On this page
- The Architecture of an Agentic Storytelling System
- Moving Beyond Simple Prompts
- The Stack: Choosing Instruments, Not Credentials
- VERA: The Orchestration Layer
- Lessons Learned the Hard Way
- Context Windows and State Management
- The Cost of Latency
- Shipping Today: The Reality of AI Operations
- Profit Before Scale
Building an AI story app is often framed as a prompt engineering exercise. It isn't. When I started building Inky, my goal wasn't to create a wrapper for a large language model. It was to architect a system where AI functions as the operating layer for narrative generation.
I am working in public on this project because the gap between AI hype and shipping software is widening. Most of what you read online is about what AI might do. This is about what it is doing in my studio today.
The Architecture of an Agentic Storytelling System
When you are building an ai story app, the first thing you realize is that a single prompt cannot maintain the coherence required for a long-form narrative. A story is a system of constraints—character arcs, world-building rules, and plot pacing. If you dump all of that into one context window, the model eventually drifts.
Inky uses what I call agentic engineering. Instead of one monolithic call, the system is broken down into specialized agents.

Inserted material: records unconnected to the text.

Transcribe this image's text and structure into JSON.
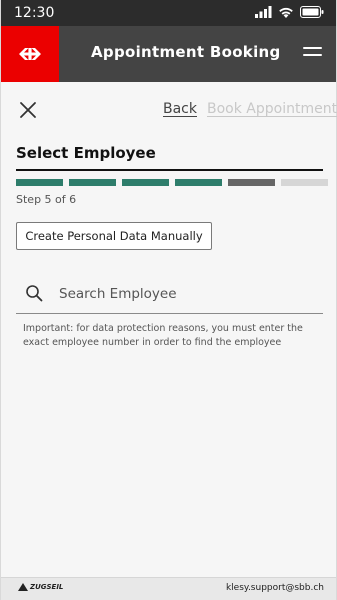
{
  "status_bar": {
    "time": "12:30",
    "icons": [
      "signal-icon",
      "wifi-icon",
      "battery-icon"
    ]
  },
  "header": {
    "title": "Appointment Booking",
    "logo_icon": "sbb-logo-icon",
    "brand_color": "#eb0000",
    "background_color": "#444444",
    "menu_icon": "menu-icon"
  },
  "nav": {
    "close_icon": "close-icon",
    "back_label": "Back",
    "book_label": "Book Appointment"
  },
  "main": {
    "title": "Select Employee",
    "progress": {
      "current": 5,
      "total": 6,
      "segments": [
        "complete",
        "complete",
        "complete",
        "complete",
        "current",
        "pending"
      ],
      "colors": {
        "complete": "#2e7d6b",
        "current": "#666666",
        "pending": "#d6d6d6"
      }
    },
    "step_text": "Step 5 of 6",
    "manual_button_label": "Create Personal Data Manually",
    "search": {
      "placeholder": "Search Employee",
      "value": ""
    },
    "info_text": "Important: for data protection reasons, you must enter the exact employee number in order to find the employee"
  },
  "footer": {
    "logo_text": "ZUGSEIL",
    "email": "klesy.support@sbb.ch"
  }
}
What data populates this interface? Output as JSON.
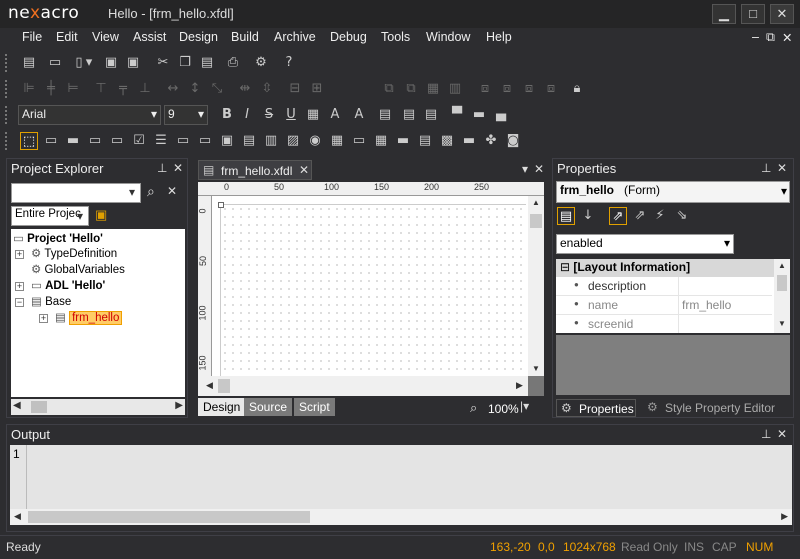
{
  "app": {
    "logo_a": "ne",
    "logo_x": "x",
    "logo_b": "acro",
    "window_title": "Hello - [frm_hello.xfdl]",
    "min": "▁",
    "max": "□",
    "close": "✕"
  },
  "menu": [
    "File",
    "Edit",
    "View",
    "Assist",
    "Design",
    "Build",
    "Archive",
    "Debug",
    "Tools",
    "Window",
    "Help"
  ],
  "mdi_controls": {
    "min": "–",
    "restore": "⧉",
    "close": "✕"
  },
  "font": {
    "family": "Arial",
    "size": "9"
  },
  "format_buttons": {
    "bold": "B",
    "italic": "I",
    "strike": "S",
    "underline": "U"
  },
  "project_explorer": {
    "title": "Project Explorer",
    "search_value": "",
    "scope": "Entire Projec",
    "tree": [
      {
        "label": "Project 'Hello'",
        "bold": true
      },
      {
        "label": "TypeDefinition"
      },
      {
        "label": "GlobalVariables"
      },
      {
        "label": "ADL 'Hello'",
        "bold": true
      },
      {
        "label": "Base"
      },
      {
        "label": "frm_hello",
        "selected": true
      }
    ]
  },
  "editor": {
    "tab": "frm_hello.xfdl",
    "ruler_h": [
      "0",
      "50",
      "100",
      "150",
      "200",
      "250"
    ],
    "ruler_v": [
      "0",
      "50",
      "100",
      "150"
    ],
    "bottom_tabs": [
      "Design",
      "Source",
      "Script"
    ],
    "zoom": "100%"
  },
  "properties": {
    "title": "Properties",
    "object_name": "frm_hello",
    "object_type": "(Form)",
    "filter": "enabled",
    "section": "[Layout Information]",
    "rows": [
      {
        "name": "description",
        "value": ""
      },
      {
        "name": "name",
        "value": "frm_hello"
      },
      {
        "name": "screenid",
        "value": ""
      }
    ],
    "tabs": [
      "Properties",
      "Style Property Editor"
    ]
  },
  "output": {
    "title": "Output",
    "line_no": "1"
  },
  "status": {
    "left": "Ready",
    "coords": "163,-20",
    "pos": "0,0",
    "resolution": "1024x768",
    "readonly": "Read Only",
    "ins": "INS",
    "cap": "CAP",
    "num": "NUM"
  }
}
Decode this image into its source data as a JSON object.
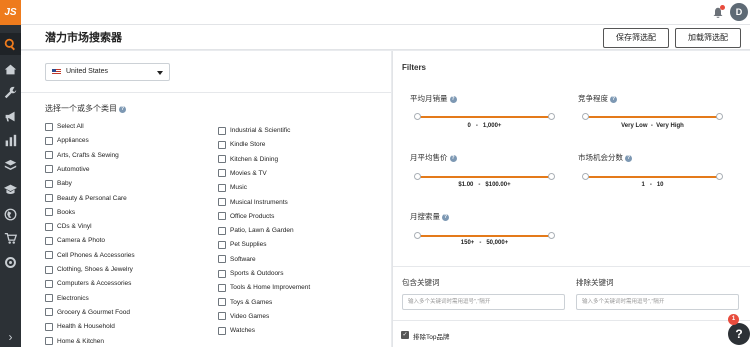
{
  "app": {
    "logo_text": "JS",
    "user_initial": "D",
    "help_badge": "1",
    "help_symbol": "?"
  },
  "header": {
    "title": "潜力市场搜索器",
    "save_label": "保存筛选配置",
    "load_label": "加载筛选配置"
  },
  "market": {
    "selected": "United States"
  },
  "categories": {
    "label": "选择一个或多个类目",
    "left": [
      "Select All",
      "Appliances",
      "Arts, Crafts & Sewing",
      "Automotive",
      "Baby",
      "Beauty & Personal Care",
      "Books",
      "CDs & Vinyl",
      "Camera & Photo",
      "Cell Phones & Accessories",
      "Clothing, Shoes & Jewelry",
      "Computers & Accessories",
      "Electronics",
      "Grocery & Gourmet Food",
      "Health & Household",
      "Home & Kitchen"
    ],
    "right": [
      "Industrial & Scientific",
      "Kindle Store",
      "Kitchen & Dining",
      "Movies & TV",
      "Music",
      "Musical Instruments",
      "Office Products",
      "Patio, Lawn & Garden",
      "Pet Supplies",
      "Software",
      "Sports & Outdoors",
      "Tools & Home Improvement",
      "Toys & Games",
      "Video Games",
      "Watches"
    ]
  },
  "filters": {
    "title": "Filters",
    "monthly_sales": {
      "label": "平均月销量",
      "min": "0",
      "sep": "-",
      "max": "1,000+"
    },
    "competition": {
      "label": "竞争程度",
      "min": "Very Low",
      "sep": "-",
      "max": "Very High"
    },
    "avg_price": {
      "label": "月平均售价",
      "min": "$1.00",
      "sep": "-",
      "max": "$100.00+"
    },
    "opportunity": {
      "label": "市场机会分数",
      "min": "1",
      "sep": "-",
      "max": "10"
    },
    "search_volume": {
      "label": "月搜索量",
      "min": "150+",
      "sep": "-",
      "max": "50,000+"
    },
    "include_keywords": {
      "label": "包含关键词",
      "placeholder": "输入多个关键词时需用逗号\",\"隔开"
    },
    "exclude_keywords": {
      "label": "排除关键词",
      "placeholder": "输入多个关键词时需用逗号\",\"隔开"
    },
    "exclude_top_brands": {
      "label": "排除Top品牌",
      "checked": true
    }
  },
  "colors": {
    "accent": "#ee7b1d",
    "sidebar": "#2c3136"
  },
  "icons": {
    "sidebar": [
      "search-icon",
      "home-icon",
      "wrench-icon",
      "megaphone-icon",
      "bar-chart-icon",
      "stack-icon",
      "graduation-cap-icon",
      "globe-icon",
      "cart-icon",
      "settings-icon"
    ]
  }
}
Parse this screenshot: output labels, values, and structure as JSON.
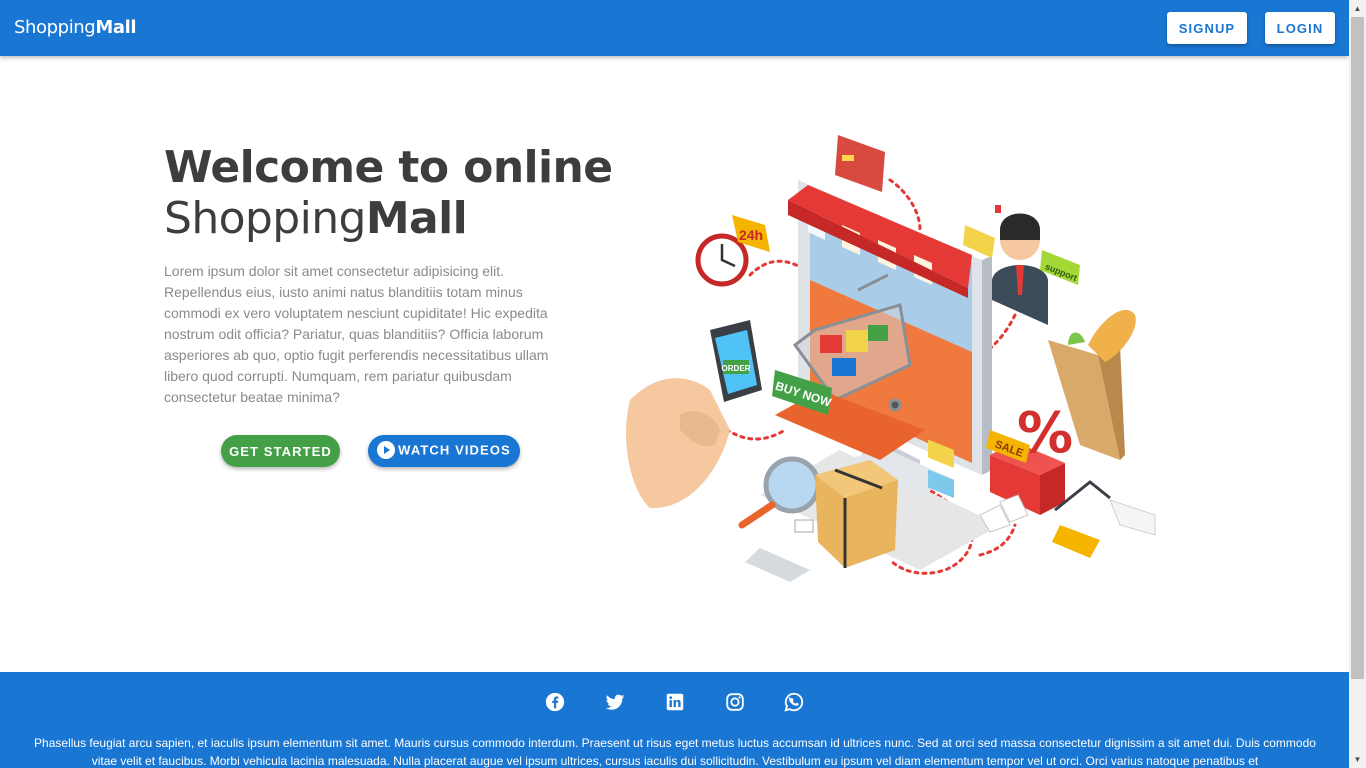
{
  "header": {
    "brand_light": "Shopping",
    "brand_bold": "Mall",
    "signup_label": "SIGNUP",
    "login_label": "LOGIN",
    "color": "#1976d2"
  },
  "hero": {
    "title_line1": "Welcome to online",
    "title_line2_light": "Shopping",
    "title_line2_bold": "Mall",
    "description": "Lorem ipsum dolor sit amet consectetur adipisicing elit. Repellendus eius, iusto animi natus blanditiis totam minus commodi ex vero voluptatem nesciunt cupiditate! Hic expedita nostrum odit officia? Pariatur, quas blanditiis? Officia laborum asperiores ab quo, optio fugit perferendis necessitatibus ullam libero quod corrupti. Numquam, rem pariatur quibusdam consectetur beatae minima?",
    "get_started_label": "GET STARTED",
    "watch_videos_label": "WATCH VIDEOS",
    "get_started_color": "#43a047",
    "watch_videos_color": "#1976d2"
  },
  "illustration": {
    "bubble_24h": "24h",
    "sign_buy_now": "BUY NOW",
    "phone_order": "ORDER",
    "badge_support": "support",
    "tag_sale": "SALE",
    "percent_sign": "%"
  },
  "footer": {
    "social_icons": [
      "facebook-icon",
      "twitter-icon",
      "linkedin-icon",
      "instagram-icon",
      "whatsapp-icon"
    ],
    "text": "Phasellus feugiat arcu sapien, et iaculis ipsum elementum sit amet. Mauris cursus commodo interdum. Praesent ut risus eget metus luctus accumsan id ultrices nunc. Sed at orci sed massa consectetur dignissim a sit amet dui. Duis commodo vitae velit et faucibus. Morbi vehicula lacinia malesuada. Nulla placerat augue vel ipsum ultrices, cursus iaculis dui sollicitudin. Vestibulum eu ipsum vel diam elementum tempor vel ut orci. Orci varius natoque penatibus et"
  }
}
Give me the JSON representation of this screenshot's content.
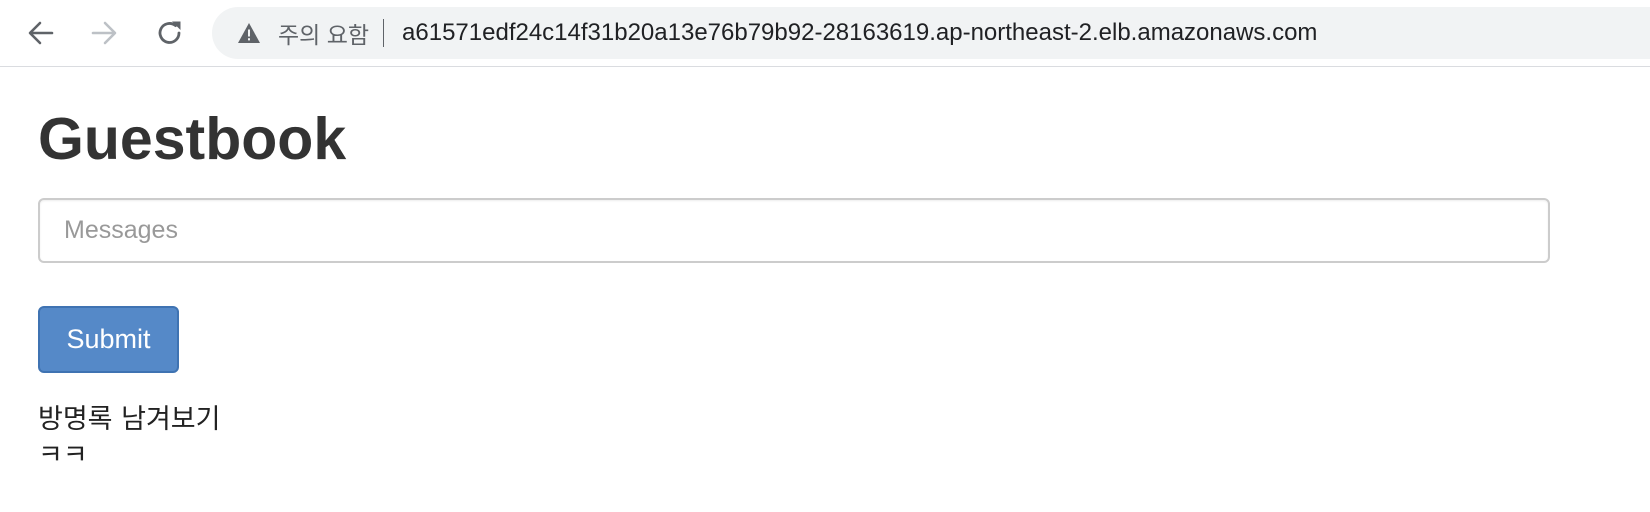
{
  "browser": {
    "security_label": "주의 요함",
    "url": "a61571edf24c14f31b20a13e76b79b92-28163619.ap-northeast-2.elb.amazonaws.com",
    "icons": {
      "back": "arrow-left-icon",
      "forward": "arrow-right-icon",
      "reload": "reload-icon",
      "warning": "warning-triangle-icon"
    }
  },
  "page": {
    "title": "Guestbook",
    "message_input": {
      "placeholder": "Messages",
      "value": ""
    },
    "submit_label": "Submit",
    "entries": [
      "방명록 남겨보기",
      "ㅋㅋ"
    ]
  },
  "colors": {
    "primary_button": "#5589c8",
    "primary_button_border": "#3f73b2",
    "text": "#333333"
  }
}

Moving Beyond Simple Prompts
In the Inky architecture, we have distinct agents for different layers of the craft:
- The Architect: Responsible for the structural integrity of the plot. It doesn't write prose; it manages the outline and ensures the narrative beats align with the user's intent.
- The Chronicler: This agent maintains the 'world state.' If a character loses a key in chapter two, the Chronicler ensures they don't magically use it in chapter five.
- The Stylist: This is the only agent that touches the final prose. It takes the instructions from the Architect and the constraints from the Chronicler to generate the text.
By separating these concerns, the system becomes more predictable. You can swap out the Stylist model (perhaps using Claude 3.5 Sonnet for its nuance) while keeping the Architect on a faster, cheaper model like Gemini 1.5 Flash.